Baca berita tanpa iklan. Gabung Kompas.com+

Baharuddin, Bertani Tanpa Tanah

Kompas.com - 22/09/2008, 03:30 WIB

Ketika negara-negara maju sedang bangga menyiasati keterbatasan lahan pertanian dengan hidroponik, Baharuddin Patandjengi mengembangkan aeroponik. Karyanya, berupa teknik pembibitan kentang dengan akar melayang di udara, pada saat itu masih merupakan hal yang termasuk baru di Indonesia.

Itulah pencapaian Prof Dr Ir H Baharuddin Patandjengi (48), guru besar pertanian Universitas Hasanuddin (Unhas) Makassar. Pergumulannya di dataran tinggi Bantaeng, Sulawesi Selatan, sejak 2002 membuahkan benih kentang G0 (baca: G nol) yang tahan hama.

Belakangan ini kentang (Solanum tuberosum) di Sulsel bakal ”berdentang” kembali setelah sekian tahun terpuruk oleh minimnya benih unggul. Seiring ditunjuknya Bantaeng sebagai pusat pembenihan kentang nasional, kegairahan petani pun menular ke dataran tinggi lainnya, seperti di Malino dan Enrekang (500 meter-1.000 meter di atas permukaan laut).

Dibandingkan dengan teknik pembibitan media arang sekam yang belakangan ini diakui sebagai solusi terbaik untuk pembibitan kentang, metode kultur jaringan ala pria kelahiran Bone, 24 Desember 1960 ini jauh lebih ekonomis. Media arang sekam hanya mampu membiakkan 10 umbi benih dari satu meristem (bakal stek), sedangkan metode aeroponik mampu membuahkan 25 umbi per meristem.

Jika kapasitas produksi rumah kasa (green house) ukuran 6 x 20 meter menghasilkan 1.000 stek dengan hasil rata-rata 25 umbi, berarti dalam setiap musim tanam (sekitar enam bulan) dihasilkan 25.000 umbi G0.

Data dari Departemen Pertanian menunjukkan, kebutuhan benih kentang nasional setiap tahun mencapai 120.000 ton untuk total lahan seluas 80.000 hektar, sedangkan tingkat pemenuhan benih bersertifikat baru mencapai 4,9 persen.

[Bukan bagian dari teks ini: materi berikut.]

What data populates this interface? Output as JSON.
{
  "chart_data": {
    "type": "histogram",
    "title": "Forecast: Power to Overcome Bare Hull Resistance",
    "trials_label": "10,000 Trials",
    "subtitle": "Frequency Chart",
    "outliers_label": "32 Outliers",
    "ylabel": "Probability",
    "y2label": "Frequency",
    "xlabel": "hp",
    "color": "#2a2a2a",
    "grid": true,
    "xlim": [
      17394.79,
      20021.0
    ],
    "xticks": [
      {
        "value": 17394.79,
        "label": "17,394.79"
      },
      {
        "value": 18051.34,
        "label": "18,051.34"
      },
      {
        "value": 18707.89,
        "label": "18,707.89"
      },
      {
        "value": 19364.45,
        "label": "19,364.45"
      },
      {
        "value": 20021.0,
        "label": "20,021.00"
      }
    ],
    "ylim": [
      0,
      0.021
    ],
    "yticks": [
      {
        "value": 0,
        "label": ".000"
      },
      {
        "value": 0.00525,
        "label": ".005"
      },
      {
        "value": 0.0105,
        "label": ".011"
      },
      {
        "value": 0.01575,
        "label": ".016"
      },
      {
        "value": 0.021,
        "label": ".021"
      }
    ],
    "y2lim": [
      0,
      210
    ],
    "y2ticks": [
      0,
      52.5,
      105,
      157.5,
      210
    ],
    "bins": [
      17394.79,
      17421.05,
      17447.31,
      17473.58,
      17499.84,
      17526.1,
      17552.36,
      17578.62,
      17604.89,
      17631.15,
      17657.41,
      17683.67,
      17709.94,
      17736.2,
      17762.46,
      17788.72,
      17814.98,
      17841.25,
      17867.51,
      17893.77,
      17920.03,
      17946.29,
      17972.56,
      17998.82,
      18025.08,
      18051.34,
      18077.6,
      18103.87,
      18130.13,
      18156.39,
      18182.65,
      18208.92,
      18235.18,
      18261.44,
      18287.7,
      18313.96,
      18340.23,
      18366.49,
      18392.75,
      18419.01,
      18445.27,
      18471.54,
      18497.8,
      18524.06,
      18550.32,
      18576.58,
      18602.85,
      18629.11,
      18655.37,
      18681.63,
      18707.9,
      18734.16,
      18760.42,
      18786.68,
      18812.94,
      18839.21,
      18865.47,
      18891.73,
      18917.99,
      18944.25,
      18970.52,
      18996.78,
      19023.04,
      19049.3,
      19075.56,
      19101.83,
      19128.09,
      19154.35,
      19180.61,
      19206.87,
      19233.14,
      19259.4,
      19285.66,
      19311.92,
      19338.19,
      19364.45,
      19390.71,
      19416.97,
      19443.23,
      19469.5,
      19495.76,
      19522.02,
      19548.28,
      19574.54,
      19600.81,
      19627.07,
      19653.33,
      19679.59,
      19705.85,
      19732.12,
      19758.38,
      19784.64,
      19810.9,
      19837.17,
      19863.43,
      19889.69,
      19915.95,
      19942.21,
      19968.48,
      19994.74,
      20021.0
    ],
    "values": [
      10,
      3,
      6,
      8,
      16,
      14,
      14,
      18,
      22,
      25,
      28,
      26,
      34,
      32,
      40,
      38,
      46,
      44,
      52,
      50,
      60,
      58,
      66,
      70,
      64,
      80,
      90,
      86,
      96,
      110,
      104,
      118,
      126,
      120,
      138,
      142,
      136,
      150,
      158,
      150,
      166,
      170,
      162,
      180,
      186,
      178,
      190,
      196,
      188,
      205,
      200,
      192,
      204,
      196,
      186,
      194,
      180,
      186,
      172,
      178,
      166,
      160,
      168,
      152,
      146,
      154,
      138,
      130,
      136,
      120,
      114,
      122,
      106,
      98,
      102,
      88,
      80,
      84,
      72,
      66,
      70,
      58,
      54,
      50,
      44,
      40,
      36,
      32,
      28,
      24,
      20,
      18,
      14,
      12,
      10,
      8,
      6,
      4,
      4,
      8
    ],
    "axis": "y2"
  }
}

Apabila teknik pembenihan masih tetap memakai cara konvensional yang rendah produktivitas dan rentan hama, pemenuhan kebutuhan benih kentang nasional tersebut bisa-bisa selamanya akan bergantung pada impor. ”Di mana harga diri kita sebagai negara agraris yang sarat ahli pertanian dan bertaburan kampus pertanian?” kata ayah dari tiga anak ini mengemukakan kegundahan hatinya.

Lahir dan dibesarkan di lingkungan orang yang peduli pertanian, hati Baharuddin pilu melihat besarnya ketergantungan ekspor negeri ini akan bahan pangan. Sang istri, Dr Ir Tutik Kuswinanti MSc, yang juga dosen pertanian Unhas, mendukung kegundahan hati suaminya. Ia turut menyertai Baharuddin belajar biokteknologi di Jerman.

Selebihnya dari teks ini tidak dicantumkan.